What are Mycorrhizae? 

 

The term mycorrhiza describes the mutually beneficial (symbiotic) relationship between specialized soil fungi and the roots of most plants on the Earth. Myco = fungus, rhizo = root. These fungi have been associated with plant roots for 460 million years, ever since plants began to grow in soil. Still further, other soil microbes become associated with the mycorrhizal fungi in the rhizosphere soil (soil associated with and influenced by root exudates). Then, rhizosphere soil becomes mycorrhizosphere soil: soil influenced by both fungus and the root. The mycorrhizal fungi become the interface between the soil and plant roots: the fungi colonize the roots internally, and the soil externally. Internally, the fungus becomes the interface where nutrient exchanges occur between the fungus and plant by direct contact of the fungus with the root cells: carbon energy from the plant to the fungus, and soil nutrients from the fungus to the host plant. In addition, a plant with mycorrhiza is physiologically altered due to biochemical changes that occur in the plant.  Our mycorrhizal products reflect that holistic association. The benefits of that team of microbes, orchestrated by the mycorrhizal fungi, can be many, especially for plants under stress.

Mycorrhizal Growth Effect

The picture at left shows the growth effects of myocrrhizae on grapes.  The plants on the left were not inoculated, whereas the ones on the right were.

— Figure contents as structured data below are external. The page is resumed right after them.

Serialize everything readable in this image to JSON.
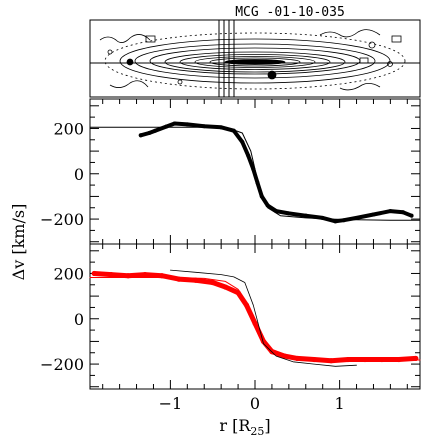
{
  "chart_data": [
    {
      "type": "image",
      "title": "MCG -01-10-035"
    },
    {
      "type": "line",
      "ylabel": "Δv [km/s]",
      "xlim": [
        -1.95,
        1.95
      ],
      "ylim": [
        -310,
        330
      ],
      "yticks": [
        200,
        0,
        -200
      ],
      "ytick_labels": [
        "200",
        "0",
        "−200"
      ],
      "series": [
        {
          "style": "black-thick",
          "color": "#000000",
          "x": [
            -1.35,
            -1.25,
            -1.18,
            -1.05,
            -0.95,
            -0.8,
            -0.6,
            -0.4,
            -0.25,
            -0.15,
            -0.08,
            -0.02,
            0.03,
            0.08,
            0.15,
            0.25,
            0.4,
            0.6,
            0.8,
            0.95,
            1.05,
            1.2,
            1.4,
            1.6,
            1.75,
            1.85
          ],
          "y": [
            170,
            180,
            190,
            208,
            222,
            218,
            210,
            205,
            190,
            140,
            80,
            20,
            -40,
            -100,
            -140,
            -165,
            -175,
            -185,
            -195,
            -210,
            -205,
            -195,
            -180,
            -165,
            -170,
            -185
          ]
        },
        {
          "style": "black-thin-model",
          "color": "#000000",
          "x": [
            -1.95,
            -1.6,
            -1.2,
            -0.9,
            -0.6,
            -0.3,
            -0.15,
            -0.05,
            0.05,
            0.15,
            0.3,
            0.6,
            0.9,
            1.2,
            1.6,
            1.95
          ],
          "y": [
            205,
            205,
            205,
            205,
            205,
            200,
            180,
            100,
            -60,
            -150,
            -185,
            -195,
            -200,
            -203,
            -205,
            -205
          ]
        }
      ]
    },
    {
      "type": "line",
      "xlabel": "r [R25]",
      "xlim": [
        -1.95,
        1.95
      ],
      "ylim": [
        -310,
        330
      ],
      "xticks": [
        -1,
        0,
        1
      ],
      "xtick_labels": [
        "−1",
        "0",
        "1"
      ],
      "yticks": [
        200,
        0,
        -200
      ],
      "ytick_labels": [
        "200",
        "0",
        "−200"
      ],
      "series": [
        {
          "style": "red-data",
          "color": "#ff0000",
          "x": [
            -1.9,
            -1.7,
            -1.5,
            -1.3,
            -1.1,
            -0.9,
            -0.7,
            -0.5,
            -0.35,
            -0.2,
            -0.1,
            0.0,
            0.1,
            0.2,
            0.35,
            0.5,
            0.7,
            0.9,
            1.1,
            1.3,
            1.5,
            1.7,
            1.9
          ],
          "y": [
            200,
            195,
            190,
            195,
            190,
            175,
            170,
            160,
            140,
            115,
            60,
            -20,
            -100,
            -145,
            -165,
            -175,
            -180,
            -185,
            -180,
            -180,
            -180,
            -180,
            -175
          ]
        },
        {
          "style": "red-model",
          "color": "#ff0000",
          "x": [
            -1.95,
            -1.5,
            -1.0,
            -0.6,
            -0.35,
            -0.2,
            -0.08,
            0.05,
            0.2,
            0.4,
            0.7,
            1.0,
            1.5,
            1.95
          ],
          "y": [
            182,
            182,
            182,
            178,
            165,
            130,
            60,
            -60,
            -135,
            -165,
            -178,
            -182,
            -182,
            -182
          ]
        },
        {
          "style": "black-thin",
          "color": "#000000",
          "x": [
            -1.0,
            -0.7,
            -0.4,
            -0.25,
            -0.12,
            -0.02,
            0.1,
            0.25,
            0.45,
            0.7,
            0.95,
            1.2
          ],
          "y": [
            215,
            205,
            195,
            185,
            160,
            60,
            -110,
            -165,
            -190,
            -200,
            -210,
            -205
          ]
        }
      ]
    }
  ]
}
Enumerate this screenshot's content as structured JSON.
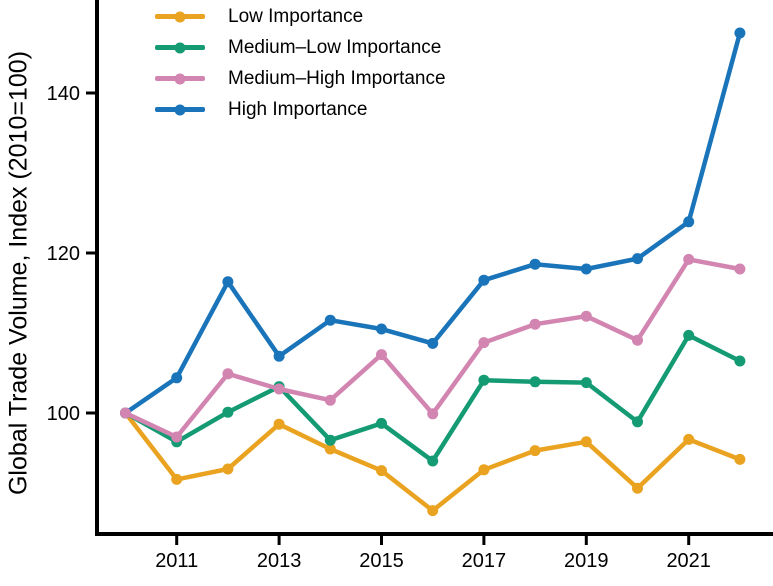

Since the first discovery of mycorrhizae, there have been many species and strains of mycorrhizal fungi discovered -- each with its own unique characteristics, but all with the capacity to benefit plant growth and health by various means. Mycorrhizae have been shown to aid plants in the acquisition of water and nutrients, and to enable them to better tolerate such things as soil toxicity, drought, and other environmental stresses.  In the soil around plant roots, they develop associations with other beneficial microbes.  In agricultural systems where intense cultivation has degraded the soils over time, the mycorrhizal associations have become reduced and in many cases are not effective.  Growers have been forced to compensate for their lack with applications of fertilizers and pesticides.  For growers of crops in soilless media, mycorrhizal fungi and other beneficial microbes are simply not present and therefore cannot provide benefit to plants.